When did it become foreseeable? I can tell you when I knew the game was up for those hacks in the East. It wasn’t President Reagan’s speech, great though that was. It was July 1988—when the guy whose music brought me here gave a concert in East Berlin. “Es ist gut zu sein in Ost Berlin,” Mr. Springsteen said, or read, in German. “Ich bin nicht hier fuer irgend eine Regierung. Ich bin gekommen um rock &’roll zu spielen fuer euch, in der Hoffnung, dass eines Tages alle Mauern zerstoert werden.” “I’m not here for any government. I’m here to play rock & roll in the hope that one day all the barriers will be destroyed.” And then he performed Chimes of Freedom. The concert took place at a track outside East Berlin, to avoid any ruckus inside the city. 350,000 people managed to get there; everyone else saw it on East German TV. I was in Germany at the time on vacation and watched it with friends. And we looked at each other and said: wow. They’re finished. There’s no going back unless they start shooting people in the streets.

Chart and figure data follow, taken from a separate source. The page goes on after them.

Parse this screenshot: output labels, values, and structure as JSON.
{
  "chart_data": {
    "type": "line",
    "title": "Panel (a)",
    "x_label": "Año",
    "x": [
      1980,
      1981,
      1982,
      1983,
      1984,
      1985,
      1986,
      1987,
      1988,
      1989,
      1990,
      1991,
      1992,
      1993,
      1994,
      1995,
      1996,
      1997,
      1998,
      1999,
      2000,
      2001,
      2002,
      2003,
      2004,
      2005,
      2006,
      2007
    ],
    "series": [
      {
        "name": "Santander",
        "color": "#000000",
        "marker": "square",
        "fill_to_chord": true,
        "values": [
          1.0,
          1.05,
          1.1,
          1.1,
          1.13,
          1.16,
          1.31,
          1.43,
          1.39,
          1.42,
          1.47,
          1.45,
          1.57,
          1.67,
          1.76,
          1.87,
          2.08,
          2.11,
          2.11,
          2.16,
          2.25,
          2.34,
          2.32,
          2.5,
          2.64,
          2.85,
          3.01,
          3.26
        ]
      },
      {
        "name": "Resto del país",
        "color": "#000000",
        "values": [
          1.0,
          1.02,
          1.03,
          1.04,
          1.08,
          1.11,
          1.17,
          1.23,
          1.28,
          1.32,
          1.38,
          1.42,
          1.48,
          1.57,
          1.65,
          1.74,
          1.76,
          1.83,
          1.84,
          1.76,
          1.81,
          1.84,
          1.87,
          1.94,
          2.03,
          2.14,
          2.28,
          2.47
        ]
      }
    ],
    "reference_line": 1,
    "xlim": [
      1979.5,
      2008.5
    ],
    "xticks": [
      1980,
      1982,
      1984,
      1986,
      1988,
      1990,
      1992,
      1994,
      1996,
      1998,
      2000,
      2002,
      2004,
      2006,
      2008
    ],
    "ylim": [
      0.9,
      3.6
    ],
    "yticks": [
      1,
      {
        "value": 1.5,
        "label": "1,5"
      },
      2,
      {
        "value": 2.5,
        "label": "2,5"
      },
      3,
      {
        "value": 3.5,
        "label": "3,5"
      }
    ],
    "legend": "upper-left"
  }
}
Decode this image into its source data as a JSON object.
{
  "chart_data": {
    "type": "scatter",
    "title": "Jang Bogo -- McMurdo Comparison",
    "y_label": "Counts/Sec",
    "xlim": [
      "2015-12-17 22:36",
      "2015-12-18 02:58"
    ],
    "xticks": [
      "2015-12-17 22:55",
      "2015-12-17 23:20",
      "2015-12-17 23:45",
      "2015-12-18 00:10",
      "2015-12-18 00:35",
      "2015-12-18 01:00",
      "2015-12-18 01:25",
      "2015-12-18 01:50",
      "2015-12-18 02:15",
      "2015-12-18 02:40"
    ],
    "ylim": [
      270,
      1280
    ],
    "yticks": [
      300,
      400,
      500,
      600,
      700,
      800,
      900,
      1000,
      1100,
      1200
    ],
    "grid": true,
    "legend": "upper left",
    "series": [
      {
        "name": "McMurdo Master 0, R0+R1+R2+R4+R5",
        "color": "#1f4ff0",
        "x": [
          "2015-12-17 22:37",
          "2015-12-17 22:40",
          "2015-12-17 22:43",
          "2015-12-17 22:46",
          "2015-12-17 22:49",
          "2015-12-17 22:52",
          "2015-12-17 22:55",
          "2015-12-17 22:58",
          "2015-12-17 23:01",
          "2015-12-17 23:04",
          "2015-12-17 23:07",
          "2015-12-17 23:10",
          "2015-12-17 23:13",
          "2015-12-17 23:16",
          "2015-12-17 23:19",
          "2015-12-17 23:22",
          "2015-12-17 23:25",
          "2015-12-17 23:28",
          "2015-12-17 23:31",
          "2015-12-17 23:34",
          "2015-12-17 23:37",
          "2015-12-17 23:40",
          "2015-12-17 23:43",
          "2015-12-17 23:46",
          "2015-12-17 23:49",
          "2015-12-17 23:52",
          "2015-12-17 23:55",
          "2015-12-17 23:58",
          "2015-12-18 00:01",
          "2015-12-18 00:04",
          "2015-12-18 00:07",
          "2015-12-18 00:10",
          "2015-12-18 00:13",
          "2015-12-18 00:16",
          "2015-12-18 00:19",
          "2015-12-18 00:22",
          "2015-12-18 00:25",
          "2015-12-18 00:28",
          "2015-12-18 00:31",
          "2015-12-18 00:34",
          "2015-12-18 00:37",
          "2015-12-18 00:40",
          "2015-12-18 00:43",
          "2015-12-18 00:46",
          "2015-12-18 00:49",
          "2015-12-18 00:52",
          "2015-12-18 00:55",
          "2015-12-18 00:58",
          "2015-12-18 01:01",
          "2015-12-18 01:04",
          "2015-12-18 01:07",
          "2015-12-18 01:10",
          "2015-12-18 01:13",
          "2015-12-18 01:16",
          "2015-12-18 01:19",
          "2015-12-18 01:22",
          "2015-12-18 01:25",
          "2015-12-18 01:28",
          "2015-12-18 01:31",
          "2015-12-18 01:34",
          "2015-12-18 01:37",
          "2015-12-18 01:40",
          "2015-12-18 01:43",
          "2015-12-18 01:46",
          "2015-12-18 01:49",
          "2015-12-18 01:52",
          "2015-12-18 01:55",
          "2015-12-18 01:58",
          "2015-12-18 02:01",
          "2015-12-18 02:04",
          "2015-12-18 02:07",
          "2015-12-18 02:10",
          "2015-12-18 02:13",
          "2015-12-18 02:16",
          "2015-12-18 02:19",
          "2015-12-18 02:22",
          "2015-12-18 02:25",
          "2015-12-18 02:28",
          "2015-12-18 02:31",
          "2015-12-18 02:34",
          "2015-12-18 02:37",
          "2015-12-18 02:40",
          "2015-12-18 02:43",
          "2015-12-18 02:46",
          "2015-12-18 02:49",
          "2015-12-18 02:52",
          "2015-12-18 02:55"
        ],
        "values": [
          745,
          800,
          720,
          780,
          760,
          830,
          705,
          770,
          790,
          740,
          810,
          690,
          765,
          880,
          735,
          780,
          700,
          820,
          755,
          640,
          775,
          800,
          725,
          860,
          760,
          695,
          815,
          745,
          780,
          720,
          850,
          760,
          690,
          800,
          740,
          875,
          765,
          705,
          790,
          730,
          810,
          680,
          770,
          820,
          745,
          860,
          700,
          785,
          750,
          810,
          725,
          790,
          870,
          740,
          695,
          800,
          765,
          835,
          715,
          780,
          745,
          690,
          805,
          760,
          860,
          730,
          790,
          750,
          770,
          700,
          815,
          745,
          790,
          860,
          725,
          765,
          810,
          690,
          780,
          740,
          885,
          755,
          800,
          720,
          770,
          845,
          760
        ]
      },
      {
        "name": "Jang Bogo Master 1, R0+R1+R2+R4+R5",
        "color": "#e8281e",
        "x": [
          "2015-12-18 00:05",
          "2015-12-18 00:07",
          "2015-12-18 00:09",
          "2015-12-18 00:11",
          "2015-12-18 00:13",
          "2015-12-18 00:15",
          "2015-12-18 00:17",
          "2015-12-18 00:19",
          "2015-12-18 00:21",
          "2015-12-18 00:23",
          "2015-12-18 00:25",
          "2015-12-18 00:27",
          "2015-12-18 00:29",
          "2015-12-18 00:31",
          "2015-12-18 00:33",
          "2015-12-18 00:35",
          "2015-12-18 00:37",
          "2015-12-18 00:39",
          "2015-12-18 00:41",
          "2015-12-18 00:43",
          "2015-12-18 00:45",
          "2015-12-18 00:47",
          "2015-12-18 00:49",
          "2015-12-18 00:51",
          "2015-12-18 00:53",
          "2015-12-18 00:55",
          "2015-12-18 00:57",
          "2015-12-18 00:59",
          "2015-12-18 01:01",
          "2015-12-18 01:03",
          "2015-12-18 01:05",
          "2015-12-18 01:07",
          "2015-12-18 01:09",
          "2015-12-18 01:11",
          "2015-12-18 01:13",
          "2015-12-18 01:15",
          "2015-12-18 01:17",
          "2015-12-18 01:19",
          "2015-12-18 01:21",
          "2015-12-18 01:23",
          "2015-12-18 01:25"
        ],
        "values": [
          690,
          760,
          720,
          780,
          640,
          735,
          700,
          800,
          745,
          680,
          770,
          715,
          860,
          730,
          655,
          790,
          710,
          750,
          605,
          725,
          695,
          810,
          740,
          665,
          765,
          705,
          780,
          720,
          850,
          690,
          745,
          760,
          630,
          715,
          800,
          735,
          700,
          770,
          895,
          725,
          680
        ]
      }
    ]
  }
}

At this law school empirics matter; and I have some pretty good evidence that we got that right. When the Stasi archives were opened, they turned up some 80 pages on the concert. It came about because the party had agreed to give the FDJ (the Communist Youth organization) a bit more running room, to defuse brewing discontent. The FDJ invited the Boss, and the party asked whether they were nuts. And some other drones wrote back: it’s ok because it’s a benefit concert for the Sandinistas! No, wait: we invited him because he’s one of us—he’s singing about the oppression of the American working class! Right. But his audience received a different message.

Courtesy of our hosts, we’ll play an outtake from that 1988 concert (the encore). If you think my English sounds funny, wait till you hear Mr. Springsteen’s German: straight from East Rutherford to East Berlin. This is not one of Bruce’s own songs. It’s an Elvis Presley song, and you’ve all heard it a million times. To us it’s what the band plays at the end of high school football games. To people behind the wall back then, it was the sound of freedom. And of resistance. And of friendship that transcends borders and walls.

That’s what this means, and what November 9 means. We should celebrate it; and thanks to the LEC and the Federalist Society, we can. They’ve even brought the candles. So light up, and listen.